Hinsichtlich der Telefonvorbereitung hat der Zeuge X im Übrigen zwar ausgesagt, Gegenstand des Telefonats sei auch gewesen, dass diese nicht vorhanden sei. Demgegenüber hat allerdings der Zeuge Z im Rahmen seiner Vernehmung ausqesaqt, ihm sei bei diesem Telefonat von dem Zeugen X mitgeteilt worden, dass in dem Pkw hinsichtlich der Telefonvorbereitung eine Grundausstattung ohne Rücksicht auf das zu verwendene Handy vorhanden sei, wobei lediglich die Telefonschale nachgerüstet werden müsse. Das Gericht ist nicht von der Wahrheit oder Unwahrheit der einen oder anderen Zeugenaussage so sehr überzeugt, dass es den jeweils anderen Zeugen mit an Sicherheit grenzender Wahrscheinlichkeit der Unwahrheit bezichtigen könnte. Es muss daher davon ausgegangen werden, dass keine Partei die Richtigkeit ihres Vortrags bewiesen hat. Das Gericht sieht im Ergebnis beide Aussagen als gleichwertig an und kann weder der einen noch der anderen folgen, sodass eine sogenannte Beweislastentscheidung zu treffen ist. Dies geht zulasten der Beklagten, die behauptet hatte, einen entsprechenden Hinweis über die irrtümliche Ausweisung dieser Ausstattungsmerkmale im Internet und deren Nichtvorhandensein in der Kaufsache mitgeteilt zu haben.

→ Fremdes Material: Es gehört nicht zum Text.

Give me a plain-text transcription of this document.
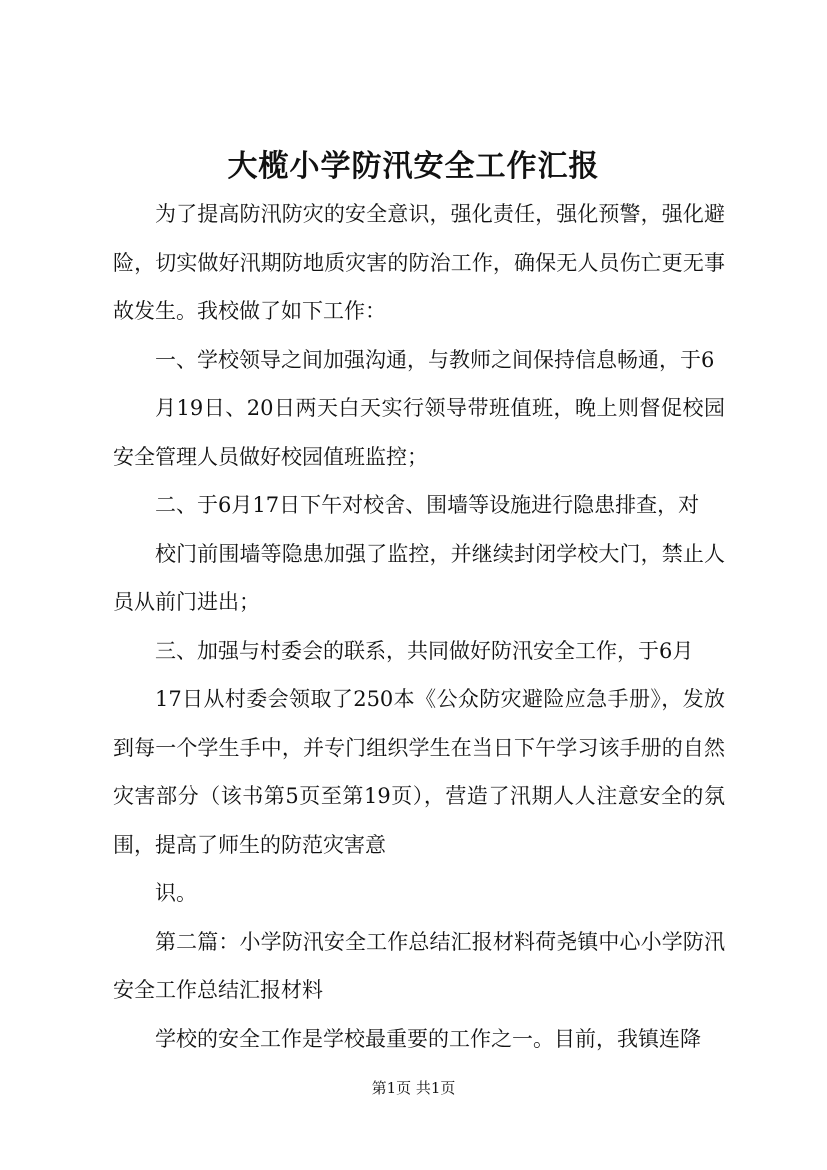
大榄小学防汛安全工作汇报

为了提高防汛防灾的安全意识，强化责任，强化预警，强化避险，切实做好汛期防地质灾害的防治工作，确保无人员伤亡更无事故发生。我校做了如下工作：

一、学校领导之间加强沟通，与教师之间保持信息畅通，于6

月19日、20日两天白天实行领导带班值班，晚上则督促校园安全管理人员做好校园值班监控；

二、于6月17日下午对校舍、围墙等设施进行隐患排查，对

校门前围墙等隐患加强了监控，并继续封闭学校大门，禁止人员从前门进出；

三、加强与村委会的联系，共同做好防汛安全工作，于6月

17日从村委会领取了250本《公众防灾避险应急手册》，发放到每一个学生手中，并专门组织学生在当日下午学习该手册的自然灾害部分（该书第5页至第19页），营造了汛期人人注意安全的氛围，提高了师生的防范灾害意

识。

第二篇：小学防汛安全工作总结汇报材料荷尧镇中心小学防汛安全工作总结汇报材料

学校的安全工作是学校最重要的工作之一。目前，我镇连降

第1页 共1页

Sofern man entgegen der vorstehend vertretenen Rechtsauffassung davon ausgeht, dass lediglich die ausdrücklich in dem Angebot vom 03.03.2004 aufgeführten Ausstattungsmerkmale Gegenstand der vertraglichen Vereinbarung und daher vereinbarte Beschaffenheit i. S. von § 434 I 2 Nr. 1 BGB seien, stünde den Kläger jedenfalls in gleicher Höhe wie das Minderungsrecht ein Schadensersatzanspruch wegen eines Verschuldens der Beklagten bei Vertragsschluss (culpa in contrahendo) zu. Aufgrund der – nach ihrem Vortrag irrtümlichen – Aufnahme der beiden streitgegenständlichen Ausstattungsmerkmale in ihre Internetwerbung oblag es der Beklagten, ihren Kunden bei dem späteren Vertragsschluss hierauf hinzuweisen. Dass ein solcher Hinweis erfolgt ist, hat die Beklagte auf das Bestreiten des Klägers hin – wie vorstehend dargelegt – nicht zur Überzeugung des Gerichts nachgewiesen.
c) Mit ihrem Schreiben vom 01.04.2004 hat der Kläger die Beklagte auch – unter Fristsetzung – erfolglos zur Nacherfüllung aufgefordert.

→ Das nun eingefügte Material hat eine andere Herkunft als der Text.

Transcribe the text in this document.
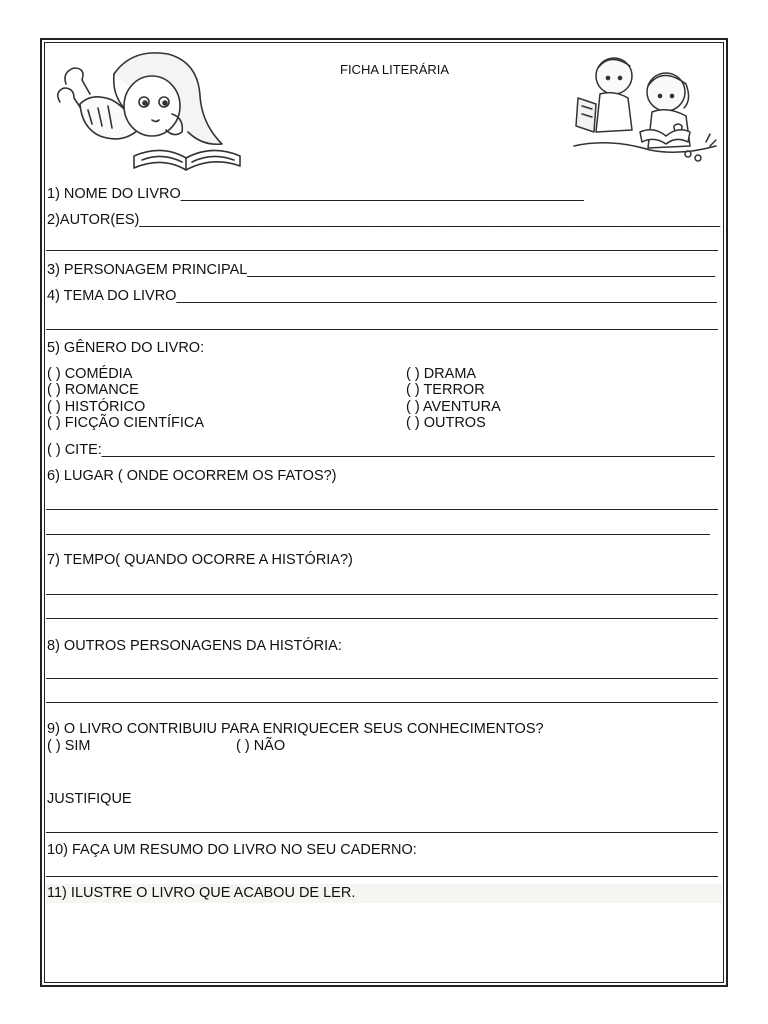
FICHA LITERÁRIA
1) NOME DO LIVRO__________________________________________________
2)AUTOR(ES)________________________________________________________________________
3) PERSONAGEM PRINCIPAL__________________________________________________________
4) TEMA DO LIVRO___________________________________________________________________
5) GÊNERO DO LIVRO:
( ) COMÉDIA
( ) ROMANCE
( ) HISTÓRICO
( ) FICÇÃO CIENTÍFICA
( ) DRAMA
( ) TERROR
( ) AVENTURA
( ) OUTROS
( ) CITE:____________________________________________________________________________
6) LUGAR ( ONDE OCORREM OS FATOS?)
7) TEMPO( QUANDO OCORRE A HISTÓRIA?)
8) OUTROS PERSONAGENS DA HISTÓRIA:
9) O LIVRO CONTRIBUIU PARA ENRIQUECER SEUS CONHECIMENTOS?
( ) SIM	( ) NÃO
JUSTIFIQUE
10) FAÇA UM RESUMO DO LIVRO NO SEU CADERNO:
11) ILUSTRE O LIVRO QUE ACABOU DE LER.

Soweit die Beklagte meint, ihr sei keine angemessene Frist zur Nacherfüllung gesetzt worden, ist dies nicht entscheidungserheblich, da durch das Nacherfüllungsverlangen jedenfalls eine angemessene Frist in Gang gesetzt wurde, innerhalb derer die Beklagte dem Nacherfüllungsverlangen des Klägers auch nicht nachgekommen ist.

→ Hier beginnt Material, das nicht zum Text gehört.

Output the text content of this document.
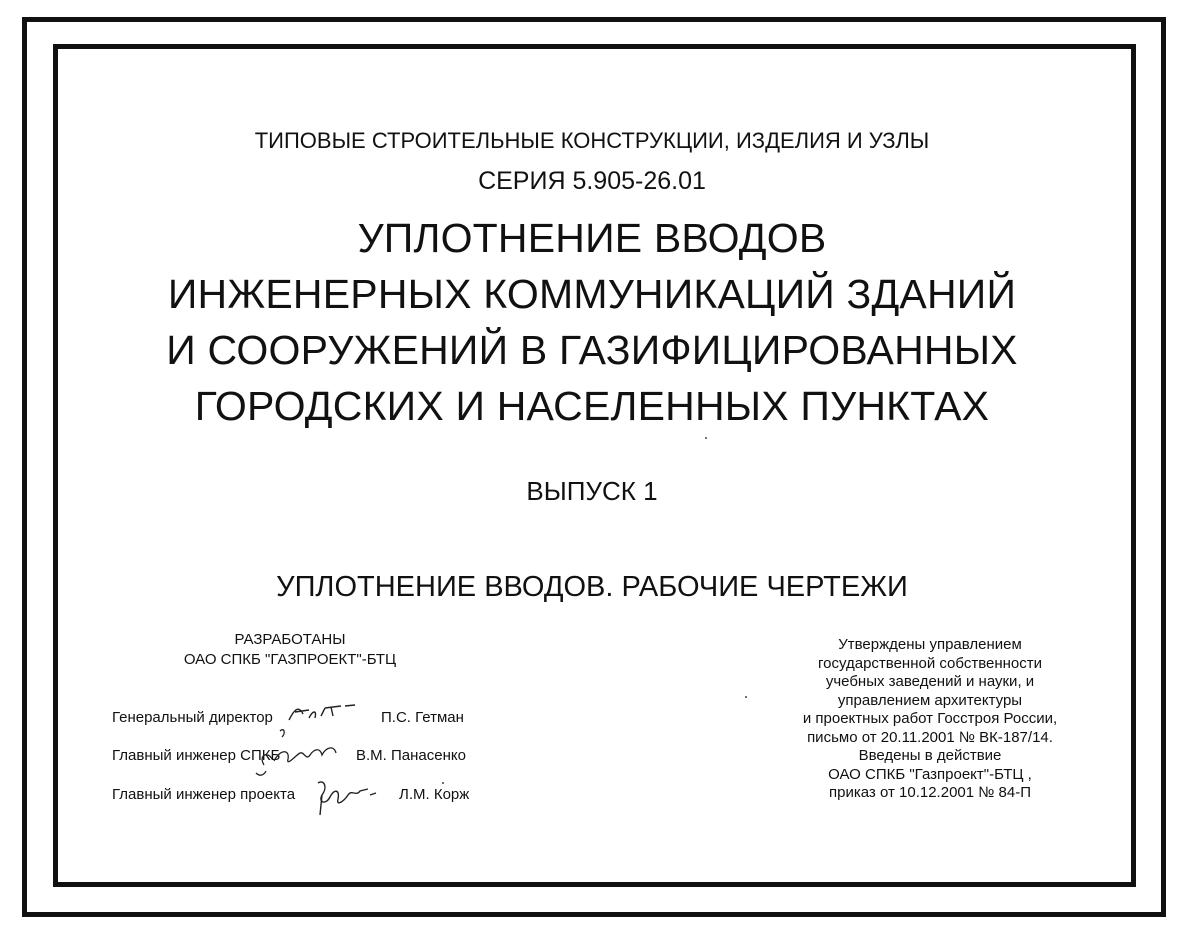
ТИПОВЫЕ СТРОИТЕЛЬНЫЕ КОНСТРУКЦИИ, ИЗДЕЛИЯ И УЗЛЫ
СЕРИЯ 5.905-26.01
УПЛОТНЕНИЕ ВВОДОВ
ИНЖЕНЕРНЫХ КОММУНИКАЦИЙ ЗДАНИЙ
И СООРУЖЕНИЙ В ГАЗИФИЦИРОВАННЫХ
ГОРОДСКИХ И НАСЕЛЕННЫХ ПУНКТАХ
ВЫПУСК 1
УПЛОТНЕНИЕ ВВОДОВ. РАБОЧИЕ ЧЕРТЕЖИ
РАЗРАБОТАНЫ
ОАО СПКБ "ГАЗПРОЕКТ"-БТЦ
Генеральный директор	П.С. Гетман
Главный инженер СПКБ	В.М. Панасенко
Главный инженер проекта	Л.М. Корж
Утверждены управлением
государственной собственности
учебных заведений и науки, и
управлением архитектуры
и проектных работ Госстроя России,
письмо от 20.11.2001 № ВК-187/14.
Введены в действие
ОАО СПКБ "Газпроект"-БТЦ ,
приказ от 10.12.2001 № 84-П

d) Nach alledem kann der Kläger gemäß § 437 Nr. 2 BGB i. V. mit § 441 BGB den Kaufpreis mindern. Nach § 441 III BGB ist dabei der Kaufpreis in dem Verhältnis herabzusetzen, in welchem zur Zeit des Vertragsschlusses der Wert der Sache in mangelfreiem Zustand zu dem wirklichen Wert gestanden haben würde, wobei die Minderung gegebenenfalls durch Schätzung zu ermitteln ist.
Im vorliegenden Fall ist im Ergebnis der Beweisaufnahme durch Einholung eines schriftlichen Sachverständigengutachtens eine Minderung im Umfang von insgesamt 663 € gegeben. Der Sachverständige hat in seinem schriftlichen Gutachten überzeugend dargelegt, dass sich die Höhe der Minderung mangels anderweitiger Ansatzpunkte am Verkaufserlös solcher Fahrzeuge mit diesen beiden Ausstattungsmerkmalen orientieren muss. Hierzu hat der Sachverständige eine … allgemeine Marktanalyse vorgenommen und in deren Ergebnis keine Auswirkungen des Vorhandenseins bzw. Nichtvorhandenseins der beiden streitgegenständlichen Ausstattungsmerkmale auf den Verkaufserlös festgestellt. Soweit der Kläger einwendet, der Sachverständige habe den speziellen Markt unter Tierärzten analysieren müssen, ist dies bereits mangels eines solchen speziellen Marktes nicht möglich.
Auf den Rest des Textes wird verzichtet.